The beginning of road season is becoming, to life, what a friend's cupcake usually is to my dieting brain; the one I'll stare at while the same friend will complain to me about very valid things that I won't be able to process over the animalistic desire to stuff her untouched cupcake into my entirely deserving face. There have been other things going on, sure, but with the Volta a Catalunya, E3, and GW going on in the same week, I couldn't have cared about what my own legs were doing, much less anything else.
Having swiped a fingertip of frosting of what's to come this summer, I've been mentally salivating for more. The Three Days of De Panne have gifted me some more crumbs, to get me through to the Tour of Flanders. April comes storming in right after that, with Paris-Roubaix and Liege-Bastogne-Liege, but I'm already itching for the Grand Tours.
It's every cycling fan's complaint; old news to those who have been doing this for a few decades, but still new enough to me that I feel justified in being a brat about it. A few years ago, bike friends and even a guy I once really wanted to stay with couldn't get me to focus on pixelated pros doing ridiculously hard shit in impossibly foreign countries. Now, I can't seem to get enough.
The 180 is a weird one, because I initially thought I lucked out in getting a pass from actively spectating and not stalking
Cyclingnews Pez Cycling News and Velonews. And because I like to blame others – or at least my gender – for my laziness, I suspect it was, in part, because I have a vagina. When it comes to sports, women always get a different set of rules. Apparently it was enough that I liked to ride. I suppose people thought that expecting me to be able to tell the difference between Flecha and Mayo would have been asking too much, even of someone who enthusiastically lanced saddle sores. A willingness to do more than 80 km on the road on any given day was good enough. Like girlfriends who are invited to watch football games with the guys, as long as I didn’t complain about it, I was in the clear.
Curiosity eventually got the better of me, but since fans can be possessive, I was instantly cockblocked. "You're not into pro cycling, anyway," that boyfriend had declared before turning back to his live stream. Overwhelmed by European names with too many vowels, teams I knew nothing about, and frustrated by how stupid I felt every time I didn't understand a joke about an attack or a mis-timed sprint, I folded my cards and did what I was supposed to do. I rode instead of watched.
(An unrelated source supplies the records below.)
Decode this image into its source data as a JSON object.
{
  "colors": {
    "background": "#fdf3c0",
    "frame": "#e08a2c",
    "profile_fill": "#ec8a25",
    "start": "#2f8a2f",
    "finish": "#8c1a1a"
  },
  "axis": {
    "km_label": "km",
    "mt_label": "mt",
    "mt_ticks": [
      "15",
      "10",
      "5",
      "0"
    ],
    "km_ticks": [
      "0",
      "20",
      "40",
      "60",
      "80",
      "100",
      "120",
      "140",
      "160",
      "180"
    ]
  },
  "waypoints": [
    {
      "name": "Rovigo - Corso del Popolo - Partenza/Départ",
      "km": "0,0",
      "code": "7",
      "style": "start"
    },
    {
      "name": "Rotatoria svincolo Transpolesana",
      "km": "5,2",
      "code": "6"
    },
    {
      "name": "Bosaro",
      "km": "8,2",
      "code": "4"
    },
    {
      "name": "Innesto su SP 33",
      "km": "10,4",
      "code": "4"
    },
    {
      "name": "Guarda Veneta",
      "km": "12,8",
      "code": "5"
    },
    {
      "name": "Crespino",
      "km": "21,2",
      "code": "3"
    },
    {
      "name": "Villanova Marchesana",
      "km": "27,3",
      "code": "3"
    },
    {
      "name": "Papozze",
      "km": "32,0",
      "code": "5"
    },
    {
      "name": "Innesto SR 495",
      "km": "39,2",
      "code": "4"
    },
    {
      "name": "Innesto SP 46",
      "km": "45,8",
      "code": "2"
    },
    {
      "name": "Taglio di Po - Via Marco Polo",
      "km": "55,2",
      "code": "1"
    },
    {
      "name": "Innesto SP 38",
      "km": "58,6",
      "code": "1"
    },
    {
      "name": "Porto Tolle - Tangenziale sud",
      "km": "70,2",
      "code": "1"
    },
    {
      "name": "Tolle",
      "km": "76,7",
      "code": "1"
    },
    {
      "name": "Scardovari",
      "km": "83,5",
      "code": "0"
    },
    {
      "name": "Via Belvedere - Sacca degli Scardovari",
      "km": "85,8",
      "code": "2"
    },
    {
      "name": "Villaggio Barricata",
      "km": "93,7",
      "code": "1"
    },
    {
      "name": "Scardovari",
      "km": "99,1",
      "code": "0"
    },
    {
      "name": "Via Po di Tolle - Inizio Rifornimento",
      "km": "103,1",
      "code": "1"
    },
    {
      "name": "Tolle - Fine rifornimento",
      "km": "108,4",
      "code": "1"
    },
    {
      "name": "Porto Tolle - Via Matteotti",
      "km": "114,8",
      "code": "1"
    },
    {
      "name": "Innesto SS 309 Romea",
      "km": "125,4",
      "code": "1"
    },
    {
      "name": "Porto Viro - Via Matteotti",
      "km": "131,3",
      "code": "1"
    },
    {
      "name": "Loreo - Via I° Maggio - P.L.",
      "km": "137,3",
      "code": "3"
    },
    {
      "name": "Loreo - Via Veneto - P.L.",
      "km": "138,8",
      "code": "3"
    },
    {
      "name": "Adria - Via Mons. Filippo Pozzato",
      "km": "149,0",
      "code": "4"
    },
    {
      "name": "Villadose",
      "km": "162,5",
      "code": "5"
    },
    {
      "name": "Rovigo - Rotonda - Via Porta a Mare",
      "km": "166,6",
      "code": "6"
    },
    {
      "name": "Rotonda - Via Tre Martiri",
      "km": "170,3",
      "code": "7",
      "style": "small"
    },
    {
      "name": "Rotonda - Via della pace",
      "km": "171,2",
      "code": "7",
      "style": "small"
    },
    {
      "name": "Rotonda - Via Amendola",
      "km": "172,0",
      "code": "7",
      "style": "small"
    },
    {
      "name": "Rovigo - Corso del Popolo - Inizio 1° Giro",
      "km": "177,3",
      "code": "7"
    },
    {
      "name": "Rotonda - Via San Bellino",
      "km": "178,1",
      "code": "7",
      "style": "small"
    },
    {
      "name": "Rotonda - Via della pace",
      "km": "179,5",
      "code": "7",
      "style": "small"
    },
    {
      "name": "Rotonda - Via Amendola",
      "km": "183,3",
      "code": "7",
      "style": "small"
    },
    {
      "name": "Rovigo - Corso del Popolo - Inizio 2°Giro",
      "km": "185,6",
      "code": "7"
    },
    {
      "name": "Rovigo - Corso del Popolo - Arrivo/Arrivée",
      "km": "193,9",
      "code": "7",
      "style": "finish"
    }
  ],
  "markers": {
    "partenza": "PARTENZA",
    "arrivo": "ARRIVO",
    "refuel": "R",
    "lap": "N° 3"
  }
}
Josh continued to ask if I'd watched Stage 10 of the Tour, Paris-Roubaix, or the Dauphine Libere. "I'm not into pro cycling," I used to parrot back at him. He never judged [at least overtly] if I hadn't, and never asked why, in 2011, I finally started.
It was a lot of things; a break up - and the consequent freedom to do things I'm not supposed to be into - being one of them. I started with the Spring Classics as a friend advised, then graduated to the Giro and the Tour de France. By the time the Vuelta rolled around, I had moved back to Tokyo. Back at a place I hadn’t wanted to return to, I was struggling. Watching pro cycling suddenly became unbearably lonely. I watched the occasional highlights in 2012, but the likes of Lampre and Sky brought back too many sticky reminders of friends a world away.
Not quite a year after stubbornly ignoring the Tour, something drew me back. It’s not that things have changed much – I’m still struggling – but the familiarity of pro races announced in English, Dutch, or Italian suddenly have a different feel. There is a happy completeness in sitting back to watch a pro race unfold, close to that bubbly feeling you get in your chest when you clip into your most trusted steel bike after either an extended hiatus or too much time spent sitting on something lighter, racier, or more aggressive. Currently surrounded by a language that I understand but by a culture that I sometimes fail to grasp, those live streams of the pro peloton remind me that there is at least one language that I can still comprehend. It’s the ones friends speak, that Josh and I use when comparing notes after any race, the one that makes me unafraid to ask strangers who race bikes for a living to surprise, inspire, or even disappoint. It’s the secret language that compensates for my muted hours at the office and pushes my burning legs to keep up the pace for another minute and 5…no…4 seconds. It’s what I think and cry in when everything seems to be going wrong.
“I don’t even know what that means,” I had shouted at my father a few days ago. It was the same old bullshit argument, in which I screamed in English and he yelled back in Japanese.
“Then maybe you should study Japanese,” he had snapped, before pulling up the Great Wall of Ignore.
Free-falling into cultural limbo, I shamelessly bawled my eyes out that night. I woke up the next morning with those swollen eyelids that scream at people to ask what's wrong although what's wrong is clearly bad enough that you have no desire to talk about it. I remembered, with guilt, that I had skipped out on GW to throw myself that pity party the night before. I cradled a cup of coffee while I watched the highlights and cracked a smile. In those minutes, it didn’t matter that I look Japanese but don’t act like it. Or that I’m a woman. Or that I’d rather spend time on my bike than update my severely outdated wardrobe. The noise of miscommunication paused as I focused on my personal cupcake, presented by Sagan with a wheelie over the finish line.
Whispers of that secret language began to run through my head again, and the day seemed, if only just a little bit, to brighten.